Fils d’un modeste directeur des Messageries du Havre, il reçoit une instruction intermittente chez les jésuites de Caen. Un voyage à la Martinique à l’âge de douze ans, la lecture de Robinson Crusoé, de longues contemplations au bord de la mer contribuent à faire de lui un enfant rêveur, exalté et passionné d’aventures. À vingt ans, il entre à l’École des ponts et chaussées et devient ingénieur en 1758. Situation éphémère : le jeune homme, assoiffé d’horizons nouveaux, va consacrer sa vie aux voyages et rêver de fonder une république idéale. Il parcourt la Hollande, passe en Russie, où il est protégé par Catherine II, va en Pologne, reste quinze mois à Varsovie, séjourne à Berlin, y dédaigne un brevet de capitaine du génie que lui offre le Grand Frédéric et se rend à Paris (1765). Là, il finit par obtenir le grade de capitaine-ingénieur du roi à l’île de France (Maurice). Il passe deux ans dans cette île (1768-1770), qui lui laissera des souvenirs inoubliables, mais qui lui attirera quelque désagrément (on lui reprochera d’avoir maltraité des Noirs).
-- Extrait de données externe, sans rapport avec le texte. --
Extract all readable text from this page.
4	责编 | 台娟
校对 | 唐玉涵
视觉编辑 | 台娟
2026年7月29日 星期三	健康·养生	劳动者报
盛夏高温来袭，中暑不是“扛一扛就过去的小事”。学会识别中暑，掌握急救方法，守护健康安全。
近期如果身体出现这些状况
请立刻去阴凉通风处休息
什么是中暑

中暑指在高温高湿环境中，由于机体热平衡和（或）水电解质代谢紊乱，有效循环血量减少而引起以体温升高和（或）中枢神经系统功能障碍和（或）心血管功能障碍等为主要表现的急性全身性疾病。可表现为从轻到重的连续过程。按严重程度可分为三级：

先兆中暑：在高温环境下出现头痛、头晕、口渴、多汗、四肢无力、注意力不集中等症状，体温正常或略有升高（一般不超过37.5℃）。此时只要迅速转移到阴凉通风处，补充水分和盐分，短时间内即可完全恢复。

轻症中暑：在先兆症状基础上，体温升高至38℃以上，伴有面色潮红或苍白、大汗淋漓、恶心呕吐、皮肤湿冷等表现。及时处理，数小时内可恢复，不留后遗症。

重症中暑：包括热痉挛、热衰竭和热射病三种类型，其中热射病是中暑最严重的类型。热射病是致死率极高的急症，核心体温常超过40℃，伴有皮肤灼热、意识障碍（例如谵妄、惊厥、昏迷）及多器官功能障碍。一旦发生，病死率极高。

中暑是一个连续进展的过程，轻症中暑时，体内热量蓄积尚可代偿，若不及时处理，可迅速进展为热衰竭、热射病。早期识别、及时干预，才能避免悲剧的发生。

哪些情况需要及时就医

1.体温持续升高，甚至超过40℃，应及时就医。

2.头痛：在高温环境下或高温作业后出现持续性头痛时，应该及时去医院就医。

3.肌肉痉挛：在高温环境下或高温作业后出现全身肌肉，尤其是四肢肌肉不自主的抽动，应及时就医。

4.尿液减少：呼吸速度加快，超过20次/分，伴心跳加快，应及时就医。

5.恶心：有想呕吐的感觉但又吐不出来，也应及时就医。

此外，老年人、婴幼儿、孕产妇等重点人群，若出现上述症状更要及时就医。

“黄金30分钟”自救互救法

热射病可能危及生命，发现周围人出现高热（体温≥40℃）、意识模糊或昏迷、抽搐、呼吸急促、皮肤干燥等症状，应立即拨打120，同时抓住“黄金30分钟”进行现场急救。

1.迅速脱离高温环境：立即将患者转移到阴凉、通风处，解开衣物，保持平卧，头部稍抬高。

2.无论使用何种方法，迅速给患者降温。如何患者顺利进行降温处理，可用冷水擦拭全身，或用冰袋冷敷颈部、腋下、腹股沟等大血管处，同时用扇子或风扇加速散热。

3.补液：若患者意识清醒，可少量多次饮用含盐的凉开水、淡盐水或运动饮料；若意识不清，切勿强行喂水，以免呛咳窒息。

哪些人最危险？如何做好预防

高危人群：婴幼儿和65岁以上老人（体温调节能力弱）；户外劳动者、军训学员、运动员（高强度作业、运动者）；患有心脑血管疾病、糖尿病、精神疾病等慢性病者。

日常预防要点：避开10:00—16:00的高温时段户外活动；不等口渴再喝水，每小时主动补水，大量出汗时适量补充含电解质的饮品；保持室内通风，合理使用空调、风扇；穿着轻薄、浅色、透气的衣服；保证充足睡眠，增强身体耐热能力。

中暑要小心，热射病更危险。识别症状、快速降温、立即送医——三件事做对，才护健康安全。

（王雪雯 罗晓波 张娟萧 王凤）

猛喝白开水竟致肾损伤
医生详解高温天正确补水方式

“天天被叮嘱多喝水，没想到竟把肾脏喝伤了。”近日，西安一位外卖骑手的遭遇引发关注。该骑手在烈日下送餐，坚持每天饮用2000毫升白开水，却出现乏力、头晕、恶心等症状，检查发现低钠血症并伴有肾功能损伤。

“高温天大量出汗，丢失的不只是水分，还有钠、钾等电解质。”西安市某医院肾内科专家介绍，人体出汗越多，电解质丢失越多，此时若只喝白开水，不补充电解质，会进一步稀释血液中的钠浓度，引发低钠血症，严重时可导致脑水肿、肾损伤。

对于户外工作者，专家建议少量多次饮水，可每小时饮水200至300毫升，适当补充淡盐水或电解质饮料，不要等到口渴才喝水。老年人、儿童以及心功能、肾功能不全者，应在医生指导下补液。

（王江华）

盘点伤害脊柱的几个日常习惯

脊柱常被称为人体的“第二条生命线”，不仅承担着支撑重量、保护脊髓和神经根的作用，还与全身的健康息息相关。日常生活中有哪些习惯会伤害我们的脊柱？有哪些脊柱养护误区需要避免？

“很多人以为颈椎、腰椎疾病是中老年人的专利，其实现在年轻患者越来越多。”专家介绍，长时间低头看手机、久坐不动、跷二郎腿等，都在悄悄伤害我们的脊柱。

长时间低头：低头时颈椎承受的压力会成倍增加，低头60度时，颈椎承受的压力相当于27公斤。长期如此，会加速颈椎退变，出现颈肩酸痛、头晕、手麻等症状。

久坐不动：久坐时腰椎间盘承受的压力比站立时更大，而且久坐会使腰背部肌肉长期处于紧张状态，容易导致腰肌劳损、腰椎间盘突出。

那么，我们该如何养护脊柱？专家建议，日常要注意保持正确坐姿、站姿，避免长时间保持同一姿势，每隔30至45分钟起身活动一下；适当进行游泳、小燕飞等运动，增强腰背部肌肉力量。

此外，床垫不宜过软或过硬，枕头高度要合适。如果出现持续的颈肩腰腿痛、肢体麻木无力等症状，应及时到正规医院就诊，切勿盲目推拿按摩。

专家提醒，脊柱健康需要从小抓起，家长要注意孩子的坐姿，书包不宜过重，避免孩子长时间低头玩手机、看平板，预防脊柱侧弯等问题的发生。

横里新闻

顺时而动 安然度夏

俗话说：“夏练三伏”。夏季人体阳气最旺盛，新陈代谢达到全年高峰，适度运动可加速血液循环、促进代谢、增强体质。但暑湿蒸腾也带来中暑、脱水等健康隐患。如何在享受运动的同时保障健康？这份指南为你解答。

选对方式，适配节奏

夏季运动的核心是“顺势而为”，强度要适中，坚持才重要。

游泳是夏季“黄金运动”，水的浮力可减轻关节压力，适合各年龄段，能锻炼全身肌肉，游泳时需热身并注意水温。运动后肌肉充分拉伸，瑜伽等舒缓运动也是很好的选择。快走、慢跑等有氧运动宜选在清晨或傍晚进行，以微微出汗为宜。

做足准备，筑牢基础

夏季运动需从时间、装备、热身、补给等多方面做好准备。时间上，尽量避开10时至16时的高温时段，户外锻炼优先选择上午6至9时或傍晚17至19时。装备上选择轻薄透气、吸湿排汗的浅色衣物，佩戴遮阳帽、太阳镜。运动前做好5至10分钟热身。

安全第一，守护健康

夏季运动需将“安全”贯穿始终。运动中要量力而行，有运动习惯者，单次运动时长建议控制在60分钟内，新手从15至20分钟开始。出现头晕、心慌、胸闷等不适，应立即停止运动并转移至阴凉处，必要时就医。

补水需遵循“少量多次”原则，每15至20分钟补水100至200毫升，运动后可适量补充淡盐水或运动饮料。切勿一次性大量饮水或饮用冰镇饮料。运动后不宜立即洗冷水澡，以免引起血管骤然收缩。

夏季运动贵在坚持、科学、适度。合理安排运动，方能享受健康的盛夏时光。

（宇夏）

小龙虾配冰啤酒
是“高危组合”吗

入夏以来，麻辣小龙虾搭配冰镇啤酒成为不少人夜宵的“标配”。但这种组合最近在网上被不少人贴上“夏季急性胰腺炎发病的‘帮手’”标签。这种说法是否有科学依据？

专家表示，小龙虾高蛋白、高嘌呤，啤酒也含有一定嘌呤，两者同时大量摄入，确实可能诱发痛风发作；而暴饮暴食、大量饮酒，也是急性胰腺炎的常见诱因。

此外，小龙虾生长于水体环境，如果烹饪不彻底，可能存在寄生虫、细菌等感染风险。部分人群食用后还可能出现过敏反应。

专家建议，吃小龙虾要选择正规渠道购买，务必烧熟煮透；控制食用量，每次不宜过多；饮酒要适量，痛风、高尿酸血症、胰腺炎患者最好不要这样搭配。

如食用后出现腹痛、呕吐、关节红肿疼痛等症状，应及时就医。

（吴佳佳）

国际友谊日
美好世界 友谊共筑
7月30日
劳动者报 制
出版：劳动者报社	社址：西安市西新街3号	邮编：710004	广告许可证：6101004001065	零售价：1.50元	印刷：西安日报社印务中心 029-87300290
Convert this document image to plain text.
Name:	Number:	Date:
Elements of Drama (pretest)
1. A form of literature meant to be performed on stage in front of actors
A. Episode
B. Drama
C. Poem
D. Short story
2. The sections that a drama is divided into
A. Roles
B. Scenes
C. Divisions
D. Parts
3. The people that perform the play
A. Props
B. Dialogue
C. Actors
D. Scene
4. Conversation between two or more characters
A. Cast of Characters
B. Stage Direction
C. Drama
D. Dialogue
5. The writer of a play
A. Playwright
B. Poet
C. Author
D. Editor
De retour à Paris (1771), désabusé, il se résout à « vivre des fruits de son jardin », c’est-à-dire de sa plume. Il se lie avec J.-J. Rousseau, dont il partage l’amour de la nature et l’horreur de la civilisation, et fréquente le salon de Mlle de Lespinasse. En 1773, il publie son Voyage à l’île de France, dont les descriptions colorées et pleines de sensibilité contrastent avec la peinture aride et sèche des voyageurs de l’époque. Par la suite, il entreprend un gros ouvrage, les Études de la nature (1784), qui cherche, souvent à l’aide d’arguments puérils, à prouver l’existence de Dieu par les merveilles naturelles. L’œuvre est d’un grand artiste qui excelle à peindre des tableaux, à décrire les lignes, les mouvements et surtout les couleurs. Certains thèmes y annoncent le romantisme, tels le plaisir de la solitude, le goût de la tristesse et des sensations rares, le sentiment de la précarité de l’existence. L’idylle de Paul et Virginie (1787, quatrième volume des Études de la nature) est d’une intrigue un peu fade : deux adolescents grandissent ensemble dans l’île de France, unis par l’affection la plus pure. Leurs mères, plus perspicaces et qui ne se trompent pas sur la nature de leurs sentiments, décident de les marier quand ils auront atteint l’âge. Au désespoir de Paul, Virginie est obligée de partir pour la France afin d’y recevoir une éducation mondaine. À son retour, un soir de décembre, le navire sur lequel elle s’est embarquée fait naufrage : Virginie périt dans la catastrophe. Paul ne lui survivra pas. Le succès de ce court roman fut immédiat et prodigieux. Si certaines pages ont des grâces quelque peu désuètes et conventionnelles, l’œuvre reste une charmante pastorale exotique, ce qui est pour le siècle une grande nouveauté. L’auteur sait décrire les premiers émois d’un amour naissant, retracer la splendeur des tropiques, évoquer les mystères de la nature, et il parvient au pathétique quand il conte le naufrage du Saint-Géran, le navire qui ramène l’héroïne chez elle.